The three principal documents on which knowledge of the Moriori language is now based are a manuscript petition written in 1862 by a group of surviving Moriori elders to Governor George Grey; a vocabulary of Moriori words collected by Samuel Deighton, Resident Magistrate from 1873 to 1891, published in 1887; and a collection of Moriori texts made by Alexander Shand and published in 1911.

The death of the Moriori language went unrecorded, but Johann Friedrich Wilhelm Baucke (1848–1931) was the last man who could speak it.

Samuel Deighton's vocabulary of Moriori words was republished as an appendix of Michael King's Moriori: A People Rediscovered (1989).

The language was reconstructed for Barry Barclay's 2000 film documentary The Feathers of Peace, in a recreation of Moriori contact with Pākehā and Māori.

=== Revival ===
In 2001, as part of a cultural revival movement, Moriori people began attempts to revive the language and compiled a database of Moriori words. There is a POLLEX (Polynesian Lexicon Project Online) database of Moriori words as well. A language app is available for Android devices.

The 2006 New Zealand census showed 945 people choosing to include "Moriori" amongst their tribal affiliations, compared to 35 people in the 1901 census. In the 2013 New Zealand census the number of people who identified as having Moriori ancestry declined to 738, however members of the imi (Moriori equivalent for iwi) estimate the population to be as many as 3,500.

In 2021 an app called Ta Rē Moriori was launched to teach the Moriori language to as many new people as possible.

In 2023, there was a petition for the establishment of a Moriori Language Week.
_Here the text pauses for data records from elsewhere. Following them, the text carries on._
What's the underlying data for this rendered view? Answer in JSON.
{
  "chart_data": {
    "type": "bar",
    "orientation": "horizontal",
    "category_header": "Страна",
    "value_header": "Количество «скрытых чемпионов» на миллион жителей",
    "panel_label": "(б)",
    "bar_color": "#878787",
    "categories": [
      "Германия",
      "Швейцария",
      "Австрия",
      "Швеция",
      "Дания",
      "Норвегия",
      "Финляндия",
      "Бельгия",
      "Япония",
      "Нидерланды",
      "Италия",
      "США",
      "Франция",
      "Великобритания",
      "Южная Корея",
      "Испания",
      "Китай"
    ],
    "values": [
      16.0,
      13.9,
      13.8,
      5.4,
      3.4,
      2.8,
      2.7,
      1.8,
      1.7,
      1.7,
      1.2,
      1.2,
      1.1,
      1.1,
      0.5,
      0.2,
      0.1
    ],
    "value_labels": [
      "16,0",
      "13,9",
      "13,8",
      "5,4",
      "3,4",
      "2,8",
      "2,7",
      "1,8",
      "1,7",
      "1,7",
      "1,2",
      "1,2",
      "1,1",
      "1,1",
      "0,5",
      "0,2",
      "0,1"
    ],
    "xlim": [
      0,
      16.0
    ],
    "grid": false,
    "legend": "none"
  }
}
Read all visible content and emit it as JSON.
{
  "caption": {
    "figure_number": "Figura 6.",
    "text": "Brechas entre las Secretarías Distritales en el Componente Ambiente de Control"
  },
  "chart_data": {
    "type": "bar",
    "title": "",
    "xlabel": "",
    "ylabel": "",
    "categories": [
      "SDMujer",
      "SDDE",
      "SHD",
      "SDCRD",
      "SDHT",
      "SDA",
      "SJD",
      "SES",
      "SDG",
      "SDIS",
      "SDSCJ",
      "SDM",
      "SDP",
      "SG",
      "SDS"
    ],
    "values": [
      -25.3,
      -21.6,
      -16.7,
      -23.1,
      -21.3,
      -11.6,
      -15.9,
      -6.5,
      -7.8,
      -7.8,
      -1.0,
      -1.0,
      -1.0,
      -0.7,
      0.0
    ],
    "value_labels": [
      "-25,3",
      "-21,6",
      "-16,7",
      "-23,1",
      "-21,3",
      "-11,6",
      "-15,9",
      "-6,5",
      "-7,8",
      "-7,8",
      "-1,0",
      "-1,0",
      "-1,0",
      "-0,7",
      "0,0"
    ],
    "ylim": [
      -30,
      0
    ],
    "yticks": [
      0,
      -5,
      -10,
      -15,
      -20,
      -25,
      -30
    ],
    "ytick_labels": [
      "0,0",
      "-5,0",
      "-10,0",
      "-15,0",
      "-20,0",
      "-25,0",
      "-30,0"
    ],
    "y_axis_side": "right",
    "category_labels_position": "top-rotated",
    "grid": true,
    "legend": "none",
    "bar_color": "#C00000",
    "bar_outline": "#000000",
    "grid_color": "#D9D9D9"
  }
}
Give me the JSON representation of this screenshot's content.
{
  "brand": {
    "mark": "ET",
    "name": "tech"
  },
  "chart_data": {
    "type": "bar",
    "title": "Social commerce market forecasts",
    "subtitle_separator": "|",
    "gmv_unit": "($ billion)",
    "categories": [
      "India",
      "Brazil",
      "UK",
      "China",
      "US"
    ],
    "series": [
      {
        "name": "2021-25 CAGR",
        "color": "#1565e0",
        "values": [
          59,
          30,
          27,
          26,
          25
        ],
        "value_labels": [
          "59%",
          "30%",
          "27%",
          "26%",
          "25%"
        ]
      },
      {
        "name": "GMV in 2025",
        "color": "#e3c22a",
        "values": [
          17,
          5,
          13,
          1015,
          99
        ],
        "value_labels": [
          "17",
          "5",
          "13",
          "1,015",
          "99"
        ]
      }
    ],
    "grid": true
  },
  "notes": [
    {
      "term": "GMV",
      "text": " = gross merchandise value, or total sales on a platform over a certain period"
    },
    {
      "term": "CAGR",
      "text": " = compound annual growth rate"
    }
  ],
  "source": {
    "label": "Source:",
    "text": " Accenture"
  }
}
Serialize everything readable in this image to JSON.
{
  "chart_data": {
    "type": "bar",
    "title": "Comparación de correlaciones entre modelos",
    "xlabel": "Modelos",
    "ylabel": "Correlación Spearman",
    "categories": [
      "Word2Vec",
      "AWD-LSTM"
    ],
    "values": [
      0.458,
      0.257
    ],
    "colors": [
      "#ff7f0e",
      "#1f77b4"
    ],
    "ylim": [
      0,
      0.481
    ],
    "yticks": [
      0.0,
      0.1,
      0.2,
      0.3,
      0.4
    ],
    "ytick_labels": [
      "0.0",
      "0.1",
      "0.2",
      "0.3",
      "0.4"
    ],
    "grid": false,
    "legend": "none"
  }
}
In November 2025, the Hokotehi Moriori Trust ran the first Moriori language week.

In 2024, author Kate Preece published a trilingual children's book: Ten Nosey Weka, featuring words in English, Māori and Moriori.

== Classification ==

=== Comparison with Māori ===
Words in Moriori often have different vowels from their Māori counterparts.

The preposition a in Moriori corresponds to e in Māori, the preposition ka to ki, eriki to ariki (lord, chief), reimata to roimata (tear), wihine to wahine (woman), and so forth.

Sometimes a vowel is dropped before a consonant such as na (ena), ha (aha) and after a consonant like rangat (rangata), nawen (nawene), hok (hoki), or (oro), and mot (motu), thus leaving a closed syllable. In this regard, it is similar to the Southern dialects of Māori, in which apocope is occasionally found. A vowel is also sometimes dropped after a vowel in the case the preceding vowel is lengthened and sometimes before a vowel, where the remaining vowel is lengthened.

The consonants /[k]/, /[h]/, and /[t]/ can sometimes be aspirated and palatalised, such as Motchuhar instead of Motuhara.

==Orthography==
Like Māori, written Moriori uses the Latin script, with macrons to denote lengthened vowels:

- a - /[a]/
- e - /[ɛ]/
- i - /[i]/
- o - /[ɔ]/
- u - /[y]/
- ā - /[aː]/
- ē - /[ɛː]/
- ī - /[iː]/
- ō - /[ɔː]/
- ū - /[yː]/
- p - /[p]/
- t - /[t]/
- k - /[k]/
- m - /[m]/
- n - /[n]/
- ng - /[ŋ]/
- wh - /[ɸ]/
- h - /[h]/
- w - /[w]/
- r - /[r]/
- tch - /[tʃ]/
- ch - /[ʃ]/
- v
- g
Note: Shand includes a 'v' in the Moriori language, however, none of the Moriori words captured by Deighton and Baucke feature a 'v'. Shand also describes the rounded high vowel written 'u' as similar to the French phoneme /y/, and is said to be different from the phoneme reflected in Māori.